Whisper it quietly but the energy market might be at a key turning point – especially for energy stocks. The mood on crude oil markets continues to improve, as global stock-decreases accelerate and US exports rose to more than 2mb/d. According to energy analysts at SocGen, money manager positioning on WTI crude oil is catching up with Brent crude, with money managers increasing their long positions significantly.

The French bank’s analysts have looked at the latest CFTC report, and reckon that “money managers increased their long position by 19,692 lots – approximately equivalent to an inflow of $1.07bn – while reducing their short positions by a sizeable 35,576 lots (97th percentile change). Short bets on WTI now account for less than 4% of total open interest, while the number of long money managers remained unchanged at 80 [my emphasis]. Our dry powder analysis shows that there is significantly more latent price potential on WTI crude compared with ICE Brent. The number of long money manager traders on ICE Brent rose to 113 (the second highest number on record).”
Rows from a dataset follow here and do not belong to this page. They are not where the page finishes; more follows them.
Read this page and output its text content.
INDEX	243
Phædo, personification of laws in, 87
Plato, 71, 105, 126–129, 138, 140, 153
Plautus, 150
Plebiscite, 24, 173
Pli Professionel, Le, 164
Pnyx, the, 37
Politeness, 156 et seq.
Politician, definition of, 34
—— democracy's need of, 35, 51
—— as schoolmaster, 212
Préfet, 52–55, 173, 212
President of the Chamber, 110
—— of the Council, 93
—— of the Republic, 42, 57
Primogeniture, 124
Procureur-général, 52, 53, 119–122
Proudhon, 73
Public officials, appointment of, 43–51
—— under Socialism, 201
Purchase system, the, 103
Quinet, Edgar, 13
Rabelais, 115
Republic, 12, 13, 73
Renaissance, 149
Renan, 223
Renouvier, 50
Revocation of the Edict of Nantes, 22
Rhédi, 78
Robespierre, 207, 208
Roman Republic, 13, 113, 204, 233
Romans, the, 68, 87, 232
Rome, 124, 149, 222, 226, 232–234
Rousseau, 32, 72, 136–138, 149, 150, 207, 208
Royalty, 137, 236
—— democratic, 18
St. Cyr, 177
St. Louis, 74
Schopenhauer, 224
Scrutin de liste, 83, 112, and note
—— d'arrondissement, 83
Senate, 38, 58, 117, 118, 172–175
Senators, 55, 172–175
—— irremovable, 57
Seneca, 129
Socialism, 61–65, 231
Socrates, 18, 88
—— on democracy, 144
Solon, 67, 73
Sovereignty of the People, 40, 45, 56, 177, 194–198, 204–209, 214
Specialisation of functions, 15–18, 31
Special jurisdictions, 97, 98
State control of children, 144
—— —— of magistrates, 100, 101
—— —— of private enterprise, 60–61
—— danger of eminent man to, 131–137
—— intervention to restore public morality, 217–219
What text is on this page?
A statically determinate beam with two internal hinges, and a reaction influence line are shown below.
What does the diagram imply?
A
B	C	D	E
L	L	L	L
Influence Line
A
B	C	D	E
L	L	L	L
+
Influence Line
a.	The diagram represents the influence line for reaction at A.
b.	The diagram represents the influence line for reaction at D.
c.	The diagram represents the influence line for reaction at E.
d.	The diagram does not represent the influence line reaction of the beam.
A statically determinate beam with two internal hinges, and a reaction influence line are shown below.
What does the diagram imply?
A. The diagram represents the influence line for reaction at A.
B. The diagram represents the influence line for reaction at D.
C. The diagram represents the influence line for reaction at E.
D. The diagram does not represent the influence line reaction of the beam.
This firming in prices probably won’t have an immediate effect on the bottom line of most quoted US and European corporates. Another cautious note last week from analysts at Goldman Sachs observes that in terms of reporting results, 28 E&Ps/supermajors, representing approximately 47% of gross 2017E US oil production, have released 3Q results thus far, “with aggregate US oil production relatively in-line with our estimates (28K bpd, or 0.8%, lower than GS expectations in total). As a result, we make slight downward revisions to our 4Q17 US oil production forecasts (-0.5%), though FY18 and 4Q18 yoy growth rates are flat/slightly up vs. prior estimates. We expect 15% aggregate growth from covered producers that have reported thus far (flat with 15% prior), with 4Q18 vs. 4Q17 growth up slightly to 13% vs. 12% previously.” Crucially though the GS analysts observe that “ if producers look to keep capital budgets closer (or below) today’s levels, we could see potential for lower production growth vs. our +0.8-0.9 mn bpd growth estimate in 2018, providing risk to the downside to overall US oil growth, which would be macro bullish”.
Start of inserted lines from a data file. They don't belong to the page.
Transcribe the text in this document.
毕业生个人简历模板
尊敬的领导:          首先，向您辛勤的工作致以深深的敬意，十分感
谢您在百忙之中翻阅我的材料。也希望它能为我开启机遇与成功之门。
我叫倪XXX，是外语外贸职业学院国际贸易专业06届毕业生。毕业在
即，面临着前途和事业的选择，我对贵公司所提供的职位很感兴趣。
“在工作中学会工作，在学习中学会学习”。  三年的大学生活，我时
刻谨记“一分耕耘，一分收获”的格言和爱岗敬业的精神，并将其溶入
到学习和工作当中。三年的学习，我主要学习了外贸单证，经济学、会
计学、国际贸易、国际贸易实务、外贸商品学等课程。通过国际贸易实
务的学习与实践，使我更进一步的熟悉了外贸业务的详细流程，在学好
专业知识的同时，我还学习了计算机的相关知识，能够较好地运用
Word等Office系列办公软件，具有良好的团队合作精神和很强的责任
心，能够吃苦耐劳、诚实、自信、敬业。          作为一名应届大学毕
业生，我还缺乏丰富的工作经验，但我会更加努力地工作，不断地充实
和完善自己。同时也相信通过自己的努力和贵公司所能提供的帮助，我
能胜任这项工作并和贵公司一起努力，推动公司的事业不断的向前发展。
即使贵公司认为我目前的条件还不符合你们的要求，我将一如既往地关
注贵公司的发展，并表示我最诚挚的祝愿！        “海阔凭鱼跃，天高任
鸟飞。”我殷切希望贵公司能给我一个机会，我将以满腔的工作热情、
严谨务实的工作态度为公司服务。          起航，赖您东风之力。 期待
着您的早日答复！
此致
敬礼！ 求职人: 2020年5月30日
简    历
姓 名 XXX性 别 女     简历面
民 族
In simple, laymans terms, even the big disruptive US players are looking to rein in their capex spending. If this is a genuine signal for sustainable, higher, oil prices, we could see a major turning point for energy stocks. Morgan Stanley analysts in Europe certainly seem to think so. In a note to their investors last week they hail the move above $60 a barrel which has “occurred despite a recovery in the USD, which tends to be a negative for commodity prices”. Slowly but surely we’re seeing these prices seep through into profits – “despite the rebound in the sector, Energy doesn’t look particularly stretched, especially in comparison to many other cyclical sectors. Energy is still the second-worst performing sector year-to-date in Europe, and despite rebounding to the highest relative level since May, the sector still looks depressed relative to the move in the oil price ( see chart below). Through what has been a strong earnings season for the sector so far, earnings revisions for Energy are now at their highest level since 2008, when oil was at $146.”

On a personal level, I’m still fairly long the energy sector but remain ever so slightly cautious. I’m not convinced OPEC can hold the line and I also think the US unconventionals sector will blow their capex budgets and pump too much stuff out of the ground. But the global economy is in a strong position, so maybe I’m being too cautious? If I am my guess is that most levered way of playing a recovery is to look at outfits such as Premier Oil and Enquest in the North Sea. I own both originally via their bonds but have now in effect got additional shares. These stocks could easily double or even treble if oil prices remain high. Fingers crossed!